# What point does the spiral which starts at the point $0$, go up $1$, then right $1/2$, then down $1/3$, then left $1/4$, then up $1/5$ converge to? [duplicate]

In the plane, start at the point $$0$$, go up $$1$$, then right $$1/2$$, then down $$1/3$$, then left $$1/4$$, then up $$1/5$$, etc. This is a spiral with infinite length because the harmonic series diverges. But when I draw the picture it looks like the spiral converges to a point. What are the coordinates of that point?
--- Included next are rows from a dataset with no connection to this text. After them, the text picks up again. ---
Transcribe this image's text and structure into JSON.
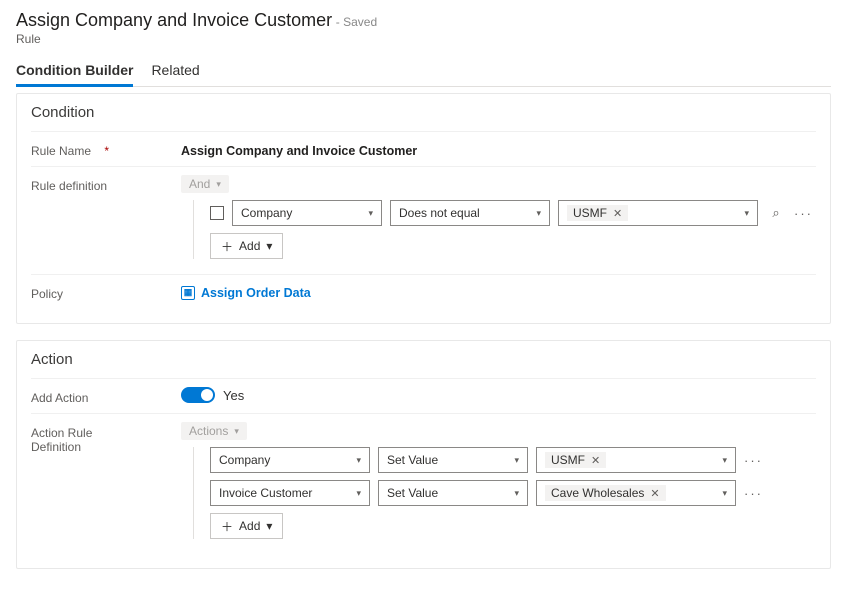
{
  "header": {
    "title": "Assign Company and Invoice Customer",
    "savedSuffix": "- Saved",
    "subtitle": "Rule"
  },
  "tabs": {
    "active": "Condition Builder",
    "other": "Related"
  },
  "condition": {
    "sectionTitle": "Condition",
    "ruleNameLabel": "Rule Name",
    "ruleNameValue": "Assign Company and Invoice Customer",
    "ruleDefLabel": "Rule definition",
    "groupOp": "And",
    "row": {
      "field": "Company",
      "operator": "Does not equal",
      "value": "USMF"
    },
    "addLabel": "Add",
    "policyLabel": "Policy",
    "policyLink": "Assign Order Data"
  },
  "action": {
    "sectionTitle": "Action",
    "addActionLabel": "Add Action",
    "addActionValue": "Yes",
    "ruleDefLabel1": "Action Rule",
    "ruleDefLabel2": "Definition",
    "groupOp": "Actions",
    "rows": [
      {
        "field": "Company",
        "operator": "Set Value",
        "value": "USMF"
      },
      {
        "field": "Invoice Customer",
        "operator": "Set Value",
        "value": "Cave Wholesales"
      }
    ],
    "addLabel": "Add"
  }
}
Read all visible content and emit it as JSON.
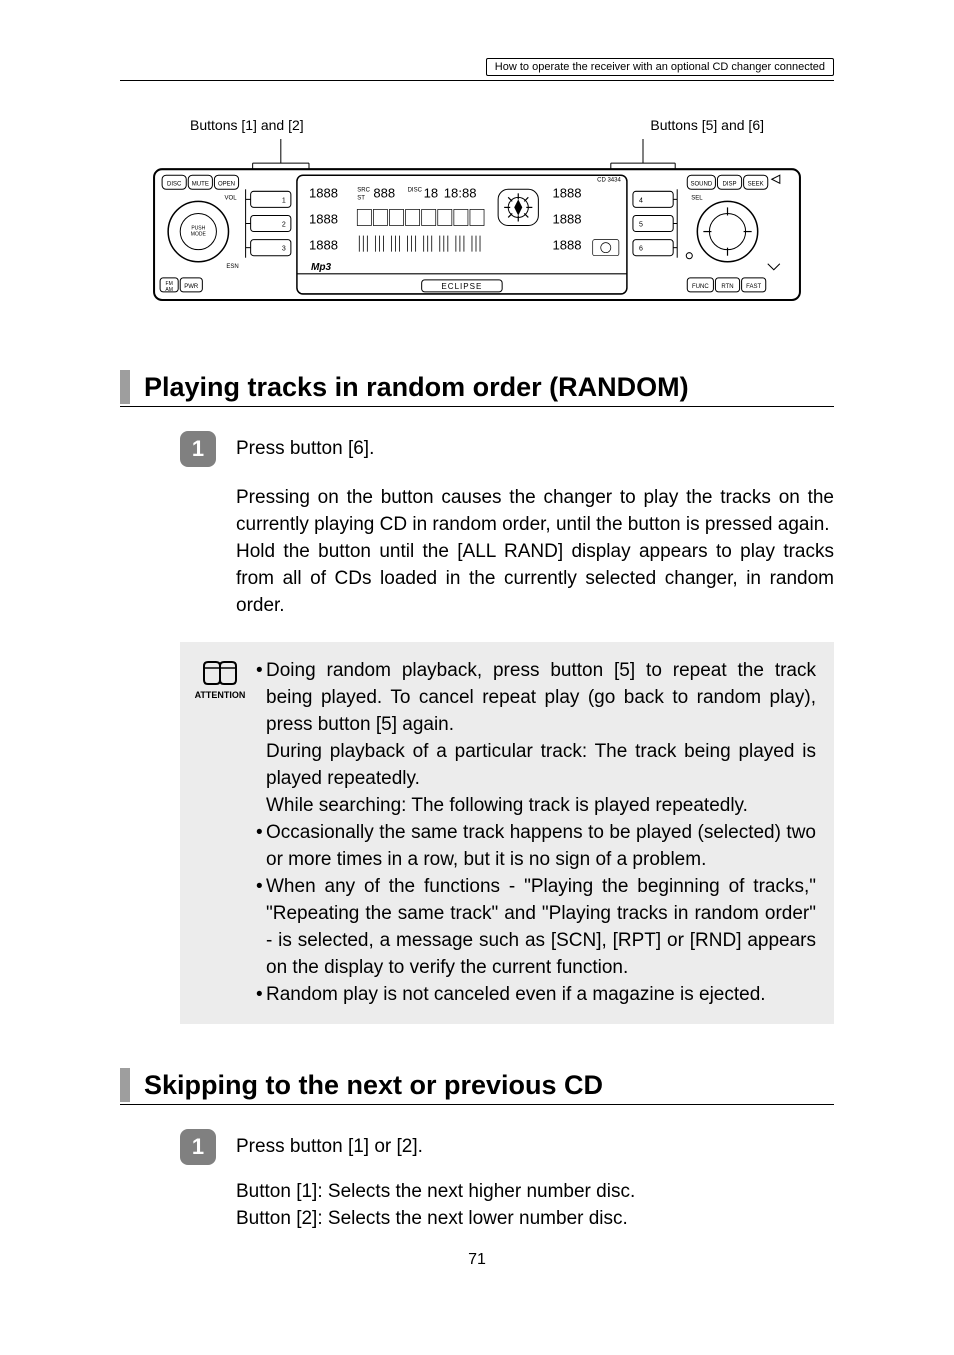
{
  "header": {
    "breadcrumb": "How to operate the receiver with an optional CD changer connected"
  },
  "diagram": {
    "callout_left": "Buttons [1] and [2]",
    "callout_right": "Buttons [5] and [6]",
    "left_buttons": {
      "disc": "DISC",
      "mute": "MUTE",
      "open": "OPEN",
      "vol": "VOL",
      "push_mode": "PUSH MODE",
      "esn": "ESN",
      "fm": "FM",
      "am": "AM",
      "pwr": "PWR"
    },
    "number_col_left": [
      "1",
      "2",
      "3"
    ],
    "number_col_right": [
      "4",
      "5",
      "6"
    ],
    "right_buttons": {
      "sound": "SOUND",
      "disp": "DISP",
      "seek": "SEEK",
      "sel": "SEL",
      "func": "FUNC",
      "rtn": "RTN",
      "fast": "FAST"
    },
    "center_labels": {
      "src": "SRC",
      "st": "ST",
      "disc": "DISC",
      "mp3": "MP3",
      "eclipse": "ECLIPSE",
      "cd": "CD 3434"
    }
  },
  "section1": {
    "title": "Playing tracks in random order (RANDOM)",
    "step_num": "1",
    "step_text": "Press button [6].",
    "para1": "Pressing on the button causes the changer to play the tracks on the currently playing CD in random order, until the button is pressed again.",
    "para2": "Hold the button until the [ALL RAND] display appears to play tracks from all of CDs loaded in the currently selected changer, in random order.",
    "attention_label": "ATTENTION",
    "bullets": [
      "Doing random playback, press button [5] to repeat the track being played. To cancel repeat play (go back to random play), press button [5] again.",
      "During playback of a particular track: The track being played is played repeatedly.",
      "While searching: The following track is played repeatedly.",
      "Occasionally the same track happens to be played (selected) two or more times in a row, but it is no sign of a problem.",
      "When any of the functions - \"Playing the beginning of tracks,\" \"Repeating the same track\" and \"Playing tracks in random order\" - is selected, a message such as [SCN], [RPT] or [RND] appears on the display to verify the current function.",
      "Random play is not canceled even if a magazine is ejected."
    ]
  },
  "section2": {
    "title": "Skipping to the next or previous CD",
    "step_num": "1",
    "step_text": "Press button [1] or [2].",
    "line1": "Button [1]:  Selects the next higher number disc.",
    "line2": "Button [2]:  Selects the next lower number disc."
  },
  "page_number": "71"
}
• Deal with the $x$ component separately from the $y$ component. Write down series for each. – David G. Stork Jun 1 at 1:12
• @Integrand I don't think that the linked question answers this question: this question is about the limit of a sequence of points in $\mathbb{R}^2$, while the related question is about the convergence of a sequence in $\mathbb{R}$. – Xander Henderson Jun 18 at 1:15
• @Francis Ray You might think about treating the $x$- and $y$-coordinates separately. For example, the sequence of $x$-coordinates is $0$, $0$, $1/2$, $1/2$, $1/4$, $1/4$, etc. It should be pretty straight-forward to determine the general term and show that it converges. – Xander Henderson Jun 18 at 1:18
• @Xander Henderson, 'spiral' suggests $\mathbb{R}^2$ and aside from being off by one index, it's exactly he same question. Helpful for OP to compare their question with the one I linked. – Integrand Jun 18 at 1:18
• @Integrand That being said, I do agree that the questions are very closely related, and that a fairly mature mathematician should quickly see the link. I just think that there is enough daylight between the two to warrant keeping this question open (or, at least, to close it for lacking context rather than as a duplicate). – Xander Henderson Jun 18 at 2:35

# Setup

So, consider the series of points we go to along the way:

• $$(x,y) = (0,1)$$
• $$(x,y) = (1/2,1)$$
• $$(x,y) = (1/2,1-1/3)$$
• $$(x,y) = (1/2-1/4,1-1/3)$$
• $$(x,y) = (1/2-1/4,1-1/3+1/5)$$

The pattern seems obvious at this point. The point where you'll end up is given by

$$(x,y) = \left( \frac 1 2 - \frac 1 4 + \frac 1 6 - \cdots , 1 - \frac 1 3 + \frac 1 5 - \frac 1 7 + \cdots \right)$$

In sigma notation,

$$(x,y) = \left( \sum_{n=1}^\infty \frac{(-1)^{n+1}}{2n} , \sum_{n=0}^\infty \frac{(-1)^n}{2n+1} \right)$$

# Finding the $$x$$-coordinate

Now, recall, the series for the natural logarithm (or, rather, one of several series):

$$\ln(1+x) = \sum_{n=1}^\infty \frac{(-1)^{n+1}}n x^k$$

We note that, with evaluation at $$x=1$$,

$$\sum_{n=1}^\infty \frac{(-1)^{n+1}}{2n} = \frac 1 2 \sum_{n=1}^\infty \frac{(-1)^{n+1}}{n} = \frac{\ln(2)}{2}$$

# Finding the $$y$$-coordinate

Next, recall the series for arctangent:

$$\arctan(x) = \sum_{n=0}^\infty \frac{(-1)^n}{2n+1} x^{2n+1}$$

Evaluation at $$x=1$$ gives us this:

$$\sum_{n=0}^\infty \frac{(-1)^n}{2n+1} = \arctan(1) = \frac{\pi}{4}$$

# Conclusion

Thus, the point you are arrive at is given by

$$(x,y) = \left( \frac{\ln(2)}{2} , \frac{\pi}{4} \right) \approx (0.347,0.785)$$

The $$x$$ coordinate is $$\sum\limits_{n=1}^\infty(-1)^{n+1}\frac1{2n}=\frac{\ln(2)}2$$The $$y$$ coordinate is$$\sum\limits_{n=0}^\infty(-1)^n\frac1{2n+1}=\frac\pi4$$